Putusan perceraian ini ditetapkan oleh Pengadilan Agama Bandung setelah melalui serangkaian persidangan yang menyita perhatian publik. Usai putusan resmi, Ridwan Kamil menyatakan kesiapannya untuk bertanggung jawab atas dinamika yang terjadi.
Simak artikel informatif lainnya di Mureks. mureks.co.id
Ridwan Kamil Akui Tanggung Jawab dan Komitmen Bersama
“Ini harus kami hadapi secara dewasa dan bertanggung jawab,” ujar Ridwan Kamil, menanggapi keputusan pahit tersebut pada Jumat, 09 Januari 2026.
Sementara itu, terkait status anak, kuasa hukum Atalia Praratya, Debi Agusfriansa, menjelaskan bahwa Arkana Aidan Misbach, anak adopsi pasangan tersebut, tidak termasuk dalam putusan hak asuh. Menurut Debi, Arkana masih berstatus sebagai anak negara.
- Arkana Aidan Misbach: Tidak masuk dalam putusan hak asuh karena statusnya anak negara.

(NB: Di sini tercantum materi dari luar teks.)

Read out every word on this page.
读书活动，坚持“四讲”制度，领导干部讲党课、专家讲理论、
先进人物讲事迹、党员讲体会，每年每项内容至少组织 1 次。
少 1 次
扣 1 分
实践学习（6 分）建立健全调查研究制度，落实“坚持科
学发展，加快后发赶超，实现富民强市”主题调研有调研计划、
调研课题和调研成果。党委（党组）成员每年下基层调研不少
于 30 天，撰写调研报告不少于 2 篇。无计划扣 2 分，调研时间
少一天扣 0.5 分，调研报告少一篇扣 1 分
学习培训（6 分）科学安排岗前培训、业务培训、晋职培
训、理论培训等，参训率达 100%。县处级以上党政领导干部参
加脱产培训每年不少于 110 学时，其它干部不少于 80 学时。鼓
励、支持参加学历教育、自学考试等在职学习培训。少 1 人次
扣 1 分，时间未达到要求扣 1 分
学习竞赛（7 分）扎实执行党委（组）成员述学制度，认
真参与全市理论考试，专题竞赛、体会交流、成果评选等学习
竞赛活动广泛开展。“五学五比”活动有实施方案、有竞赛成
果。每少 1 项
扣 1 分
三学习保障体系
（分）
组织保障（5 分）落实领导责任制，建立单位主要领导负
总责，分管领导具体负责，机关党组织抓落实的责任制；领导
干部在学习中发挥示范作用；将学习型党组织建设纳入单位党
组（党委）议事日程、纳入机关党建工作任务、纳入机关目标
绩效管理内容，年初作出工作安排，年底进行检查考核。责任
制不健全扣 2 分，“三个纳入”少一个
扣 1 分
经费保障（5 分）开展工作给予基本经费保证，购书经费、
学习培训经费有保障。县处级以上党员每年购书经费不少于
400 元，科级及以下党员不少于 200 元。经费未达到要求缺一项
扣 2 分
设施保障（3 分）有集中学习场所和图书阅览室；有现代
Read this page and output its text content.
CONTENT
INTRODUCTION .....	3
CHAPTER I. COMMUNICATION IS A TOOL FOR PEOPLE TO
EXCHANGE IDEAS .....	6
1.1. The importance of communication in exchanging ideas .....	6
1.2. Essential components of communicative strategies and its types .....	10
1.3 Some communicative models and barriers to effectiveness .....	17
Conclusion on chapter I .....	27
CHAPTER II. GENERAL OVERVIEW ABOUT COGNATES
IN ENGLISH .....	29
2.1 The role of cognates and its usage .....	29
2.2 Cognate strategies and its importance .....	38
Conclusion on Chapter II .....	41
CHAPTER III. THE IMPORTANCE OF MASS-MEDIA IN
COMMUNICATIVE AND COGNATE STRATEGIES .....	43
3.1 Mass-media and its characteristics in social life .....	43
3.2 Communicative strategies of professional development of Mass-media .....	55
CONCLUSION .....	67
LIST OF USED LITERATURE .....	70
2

- Ridwan Kamil dan Atalia Praratya hanya memiliki izin asuh (foster care), bukan adopsi penuh.
Debi menambahkan, dalam gugatan cerai yang diajukan, hanya tercantum nama anak kandung, yaitu almarhum Emmeril Kahn Mumtadz dan Camillia Laetitia Azzahra.
“Di dalam gugatan itu hanya ada anak kandung, yaitu almarhum Emmeril Kahn dan Camillia Azzahra. Yang ada di dalam putusan adalah Camillia Azzahra, karena sudah dewasa dan memilih untuk diasuh oleh Ibu Atalia,” jelas Debi di Bandung, Kamis.
Meskipun demikian, kedua belah pihak, Ridwan Kamil dan Atalia Praratya, tetap berkomitmen untuk mengasuh Arkana secara bersama-sama. Catatan Mureks menunjukkan, kesepakatan ini merupakan wujud prioritas terhadap kepentingan dan kesejahteraan anak.
“Untuk Arkana, sistem pengasuhannya dilakukan bersama. Terkait teknis pembagian waktu, nanti akan diatur berapa hari bersama Pak Ridwan Kamil dan berapa hari bersama Ibu Atalia,” imbuh Debi.
Humas Pengadilan Agama Kota Bandung, Ikhwan Sopyan, turut mengonfirmasi bahwa kesepakatan hak asuh Camillia Laetitia Azzahra (Zara) yang jatuh kepada ibunya telah disetujui oleh kedua belah pihak selama proses persidangan. “Intinya ya untuk anak disepakati oleh kedua belah pihak yang bernama Zara ke ibunya,” kata Ikhwan.